Bean is not new to the indie music or DIY scene. They have been involved in making it a better place for those that needed it for a while, from being a part ofThink and Die Thinking to being in twee-punk bands like Sourpatch. With Try The Pie, we get a deeper more intimate connection and reflection, especially through the recently released compilation of early recordings Rest.
When Rickshaw Stop announced that Different Fur Studios were going to be hosting a show with not only PWR BTTM and Dude York, but also Try The Pie, I knew this would be one of those events that I couldn’t and would never stop talking about. So I decided to talk to the people making it a reality. First off: Try The Pie.
The Bay Bridged: This project tends to be a lot more of a solo effort, which is always a braver approach to music. What was the motivation to start Try The Pie and make it a reality?
Bean Tupou: Try the Pie was a place to put all the songs I wrote and wouldn’t use for other bands. I started this as a teenager and since it existed before any projects I’ve been in, the motivation was simply to start a structured thing and have a format for writing songs. I didn’t really imagine that it would evolve with me and eventually become a more serious musical effort.
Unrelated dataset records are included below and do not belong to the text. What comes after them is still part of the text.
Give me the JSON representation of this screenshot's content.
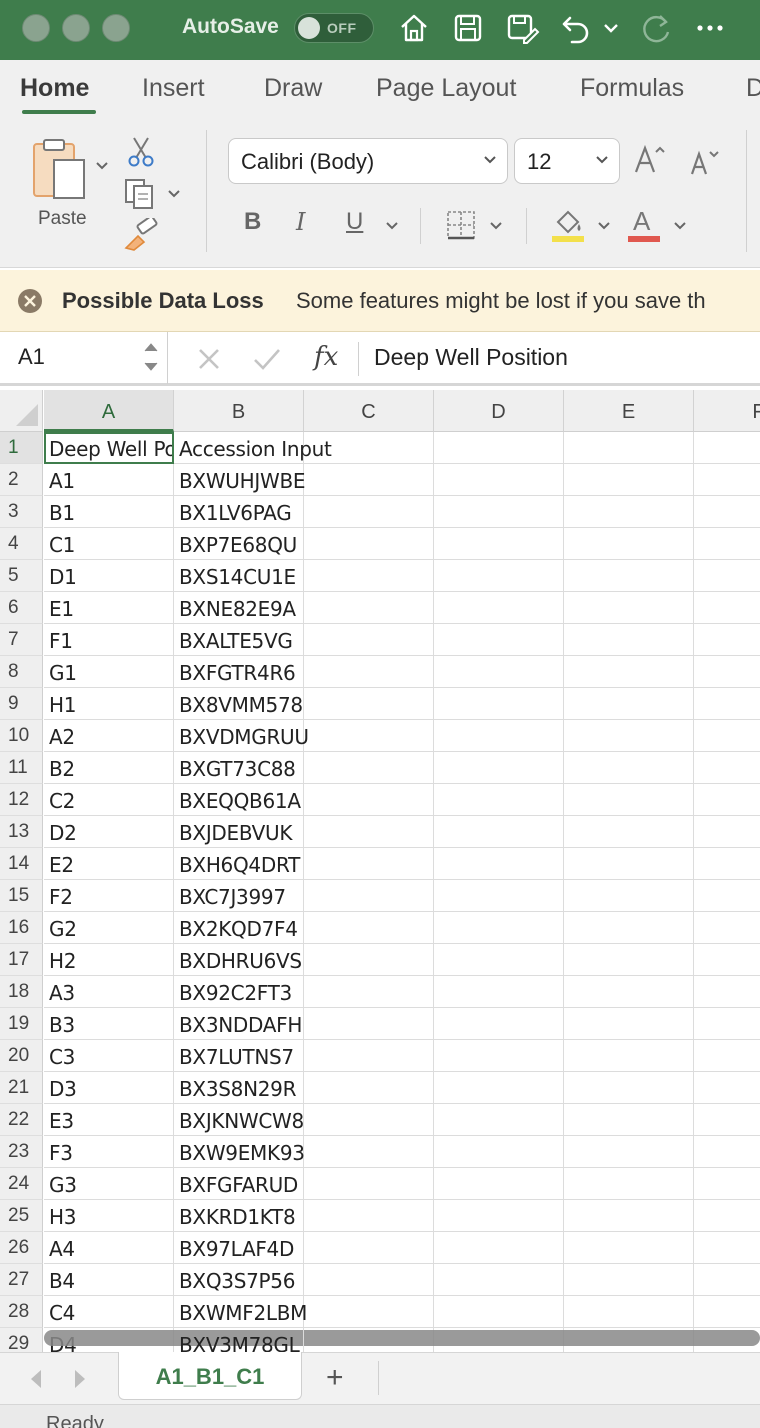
{
  "titlebar": {
    "autosave_label": "AutoSave",
    "autosave_state": "OFF"
  },
  "ribbon_tabs": [
    "Home",
    "Insert",
    "Draw",
    "Page Layout",
    "Formulas",
    "D"
  ],
  "ribbon": {
    "paste_label": "Paste",
    "font_name": "Calibri (Body)",
    "font_size": "12",
    "bold_label": "B",
    "italic_label": "I",
    "underline_label": "U",
    "font_color_label": "A"
  },
  "colors": {
    "brand": "#3f7d4c",
    "fill_swatch": "#f3e04b",
    "font_swatch": "#e0584f"
  },
  "message_bar": {
    "title": "Possible Data Loss",
    "text": "Some features might be lost if you save th"
  },
  "formula_bar": {
    "cell_ref": "A1",
    "formula": "Deep Well Position",
    "fx_label": "fx"
  },
  "grid": {
    "columns": [
      "A",
      "B",
      "C",
      "D",
      "E",
      "F"
    ],
    "rows": [
      {
        "n": "1",
        "a": "Deep Well Position",
        "b": "Accession Input"
      },
      {
        "n": "2",
        "a": "A1",
        "b": "BXWUHJWBE"
      },
      {
        "n": "3",
        "a": "B1",
        "b": "BX1LV6PAG"
      },
      {
        "n": "4",
        "a": "C1",
        "b": "BXP7E68QU"
      },
      {
        "n": "5",
        "a": "D1",
        "b": "BXS14CU1E"
      },
      {
        "n": "6",
        "a": "E1",
        "b": "BXNE82E9A"
      },
      {
        "n": "7",
        "a": "F1",
        "b": "BXALTE5VG"
      },
      {
        "n": "8",
        "a": "G1",
        "b": "BXFGTR4R6"
      },
      {
        "n": "9",
        "a": "H1",
        "b": "BX8VMM578"
      },
      {
        "n": "10",
        "a": "A2",
        "b": "BXVDMGRUU"
      },
      {
        "n": "11",
        "a": "B2",
        "b": "BXGT73C88"
      },
      {
        "n": "12",
        "a": "C2",
        "b": "BXEQQB61A"
      },
      {
        "n": "13",
        "a": "D2",
        "b": "BXJDEBVUK"
      },
      {
        "n": "14",
        "a": "E2",
        "b": "BXH6Q4DRT"
      },
      {
        "n": "15",
        "a": "F2",
        "b": "BXC7J3997"
      },
      {
        "n": "16",
        "a": "G2",
        "b": "BX2KQD7F4"
      },
      {
        "n": "17",
        "a": "H2",
        "b": "BXDHRU6VS"
      },
      {
        "n": "18",
        "a": "A3",
        "b": "BX92C2FT3"
      },
      {
        "n": "19",
        "a": "B3",
        "b": "BX3NDDAFH"
      },
      {
        "n": "20",
        "a": "C3",
        "b": "BX7LUTNS7"
      },
      {
        "n": "21",
        "a": "D3",
        "b": "BX3S8N29R"
      },
      {
        "n": "22",
        "a": "E3",
        "b": "BXJKNWCW8"
      },
      {
        "n": "23",
        "a": "F3",
        "b": "BXW9EMK93"
      },
      {
        "n": "24",
        "a": "G3",
        "b": "BXFGFARUD"
      },
      {
        "n": "25",
        "a": "H3",
        "b": "BXKRD1KT8"
      },
      {
        "n": "26",
        "a": "A4",
        "b": "BX97LAF4D"
      },
      {
        "n": "27",
        "a": "B4",
        "b": "BXQ3S7P56"
      },
      {
        "n": "28",
        "a": "C4",
        "b": "BXWMF2LBM"
      },
      {
        "n": "29",
        "a": "D4",
        "b": "BXV3M78GL"
      }
    ]
  },
  "sheets": {
    "active": "A1_B1_C1",
    "add_label": "+"
  },
  "status": {
    "text": "Ready"
  }
}
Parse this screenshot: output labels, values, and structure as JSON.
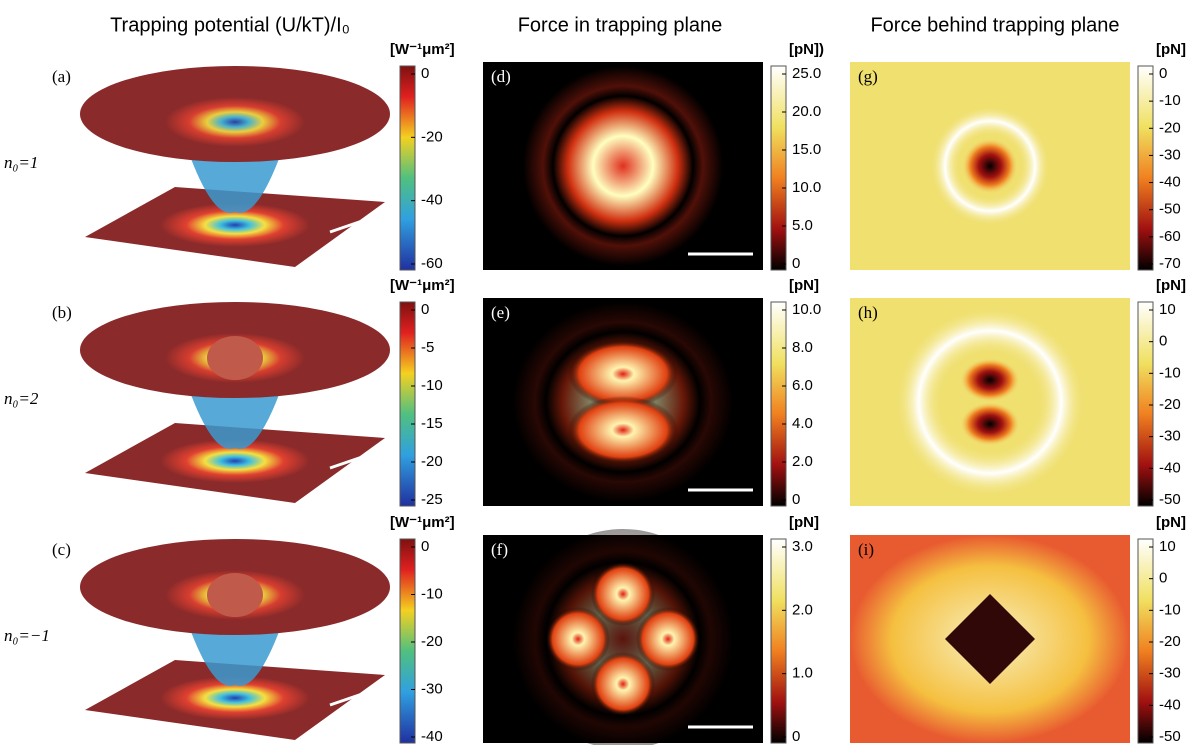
{
  "column_titles": [
    "Trapping potential  (U/kT)/I₀",
    "Force in trapping plane",
    "Force behind trapping plane"
  ],
  "row_params": [
    "n₀=1",
    "n₀=2",
    "n₀=−1"
  ],
  "panels": [
    {
      "label": "(a)",
      "unit": "[W⁻¹μm²]",
      "ticks": [
        "0",
        "-20",
        "-40",
        "-60"
      ]
    },
    {
      "label": "(d)",
      "unit": "[pN])",
      "ticks": [
        "25.0",
        "20.0",
        "15.0",
        "10.0",
        "5.0",
        "0"
      ]
    },
    {
      "label": "(g)",
      "unit": "[pN]",
      "ticks": [
        "0",
        "-10",
        "-20",
        "-30",
        "-40",
        "-50",
        "-60",
        "-70"
      ]
    },
    {
      "label": "(b)",
      "unit": "[W⁻¹μm²]",
      "ticks": [
        "0",
        "-5",
        "-10",
        "-15",
        "-20",
        "-25"
      ]
    },
    {
      "label": "(e)",
      "unit": "[pN]",
      "ticks": [
        "10.0",
        "8.0",
        "6.0",
        "4.0",
        "2.0",
        "0"
      ]
    },
    {
      "label": "(h)",
      "unit": "[pN]",
      "ticks": [
        "10",
        "0",
        "-10",
        "-20",
        "-30",
        "-40",
        "-50"
      ]
    },
    {
      "label": "(c)",
      "unit": "[W⁻¹μm²]",
      "ticks": [
        "0",
        "-10",
        "-20",
        "-30",
        "-40"
      ]
    },
    {
      "label": "(f)",
      "unit": "[pN]",
      "ticks": [
        "3.0",
        "2.0",
        "1.0",
        "0"
      ]
    },
    {
      "label": "(i)",
      "unit": "[pN]",
      "ticks": [
        "10",
        "0",
        "-10",
        "-20",
        "-30",
        "-40",
        "-50"
      ]
    }
  ]
}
It has become my primary source of writing recently, beyond poetry, prose or even instrumental music. The words and music go hand-in-hand with Try the Pie and it is something I like to express my truth through — I think that’s the main motivation.
TBB: Your music always had a lot to do with identity and the feelings we all tend to lock away. The music video for “Root To Branch” deals with these and cultural identity. How does culture fit into your music and what you want to do with it?
BT: I recently listened to this talk James Baldwin gave to teenagers at Castlemont High School in Oakland on June 23rd, 1963. In the speech he is asked by a student if Black folks in America should “learn African history and culture to gain pride, dignity and strength so that when [they] are confronted by white people [they] can say, at the very least, that [they] have a culture that is equal to that of white peoples”.
James Baldwin responded by saying, “Find out all, you can, but don’t find it out with the intention of proving a point. Understand this: there is no reason for you prove yourself to anybody but yourself. When the world talks about culture, understand this: it is not talking about culture, it is talking about power.”
Listening to his words gave me a broader perspective on what culture means to me. Culture is a kind of weapon, as my friends in the band Downtown Boys would say, you can use it to protect you. I also believe it is a torch to gain visibility, it is there to remind us of who were are in times we feel we have lost fortitude. It is a vehicle for sharing and maintaining a narrative that may not get told otherwise.